The Auditor General’s investigation also considered CBSA and Global Affairs Canada’s effectiveness at enforcing import quotas and collecting duties associated with import permits and licenses. According to CBSA, the Canadian government has established quotas to control the amount of certain goods allowed to enter the country. Affected goods include dairy, chicken, beef, and egg products. CBSA has essentially established a two-tiered level of customs duties for affected products: goods are allowed to enter Canada at a certain tariff rate, but once the volume of goods established by the quota has been reached, subsequent imports of the same goods are subject to a higher rate.


Chicken products are among the items subject to import quotas

In addition, all goods subject to a tariff-rate quota are listed on the Import Control List, as detailed in the Export and Import Permits Act. Importers are required to obtain a permit from Global Affairs Canada to bring affected goods into Canada. If a quota-controlled product arrives at the border without a permit, CBSA will allow the importer five days to obtain one from Global Affairs Canada.

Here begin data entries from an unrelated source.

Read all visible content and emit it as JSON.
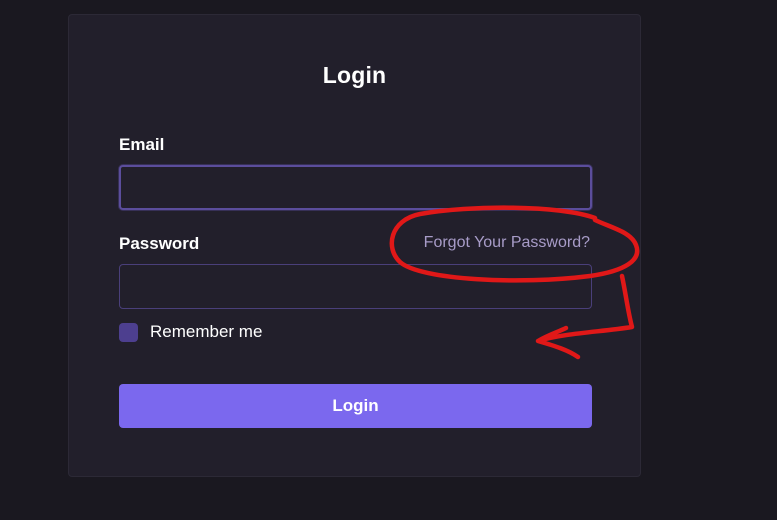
{
  "form": {
    "title": "Login",
    "email_label": "Email",
    "email_value": "",
    "password_label": "Password",
    "password_value": "",
    "forgot_password_label": "Forgot Your Password?",
    "remember_label": "Remember me",
    "remember_checked": false,
    "submit_label": "Login"
  },
  "colors": {
    "background": "#1a1820",
    "card": "#221f2b",
    "accent": "#7b68ee",
    "link": "#a89cc8",
    "annotation": "#e01818"
  }
}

In fact, though, the audit investigation found an alarming number of quota-controlled goods entering Canada without permits and without paying the right amount of customs duties. Based on 2015 records, auditors found importers were able to avoid C$168 million in customs duties that were never assessed. Leading the list were roughly C$81 million in unassessed duties on dairy imports, C$50 million on chicken, and C$15 million on turkey products.

Excessive Time Period for Submitting Retroactive Claims

A recurring theme of the Auditor General’s findings centered around importers’ ability to amend filings and seek monetary adjustments for up to four years after the actual importation. Importers may submit changes to original documentation for any number of reasons, but such corrections usually come with a request for a refund of customs duties or for retroactive application of free trade agreement benefits.

However, the audit found that since CBSA agents do not examine or sample all shipments before release, they must rely on the importers’ accounting information and supporting documentation. This makes it hard for CBSA to verify whether the requested changes are appropriate. During the 2014-15 fiscal year, the agency paid C$136 million in refunds to importers as a result of retroactive changes to import forms.

Failure to Monitor Qualifications of Customs Brokers

Because the importation process is highly exacting and time-consuming, many businesses choose to enlist an experienced customs broker to manage the process on their behalf. Although the shipper remains ultimately liable for documentation and payments made on its behalf, customs brokers are generally very effective at ensuring full compliance and facilitating the clearance process.


“CBSA neither evaluates the accuracy of broker-provided information nor assesses individual broker performance.

According to CBSA, 286 licensed customs brokers currently operate in Canada, and this group manages the compliance process for almost 70 percent of import transactions. However, there can be broad disparities in customs brokers’ competence and capabilities. As revealed by the audit investigation, CBSA neither evaluates the accuracy of broker-provided information nor assesses individual broker performance.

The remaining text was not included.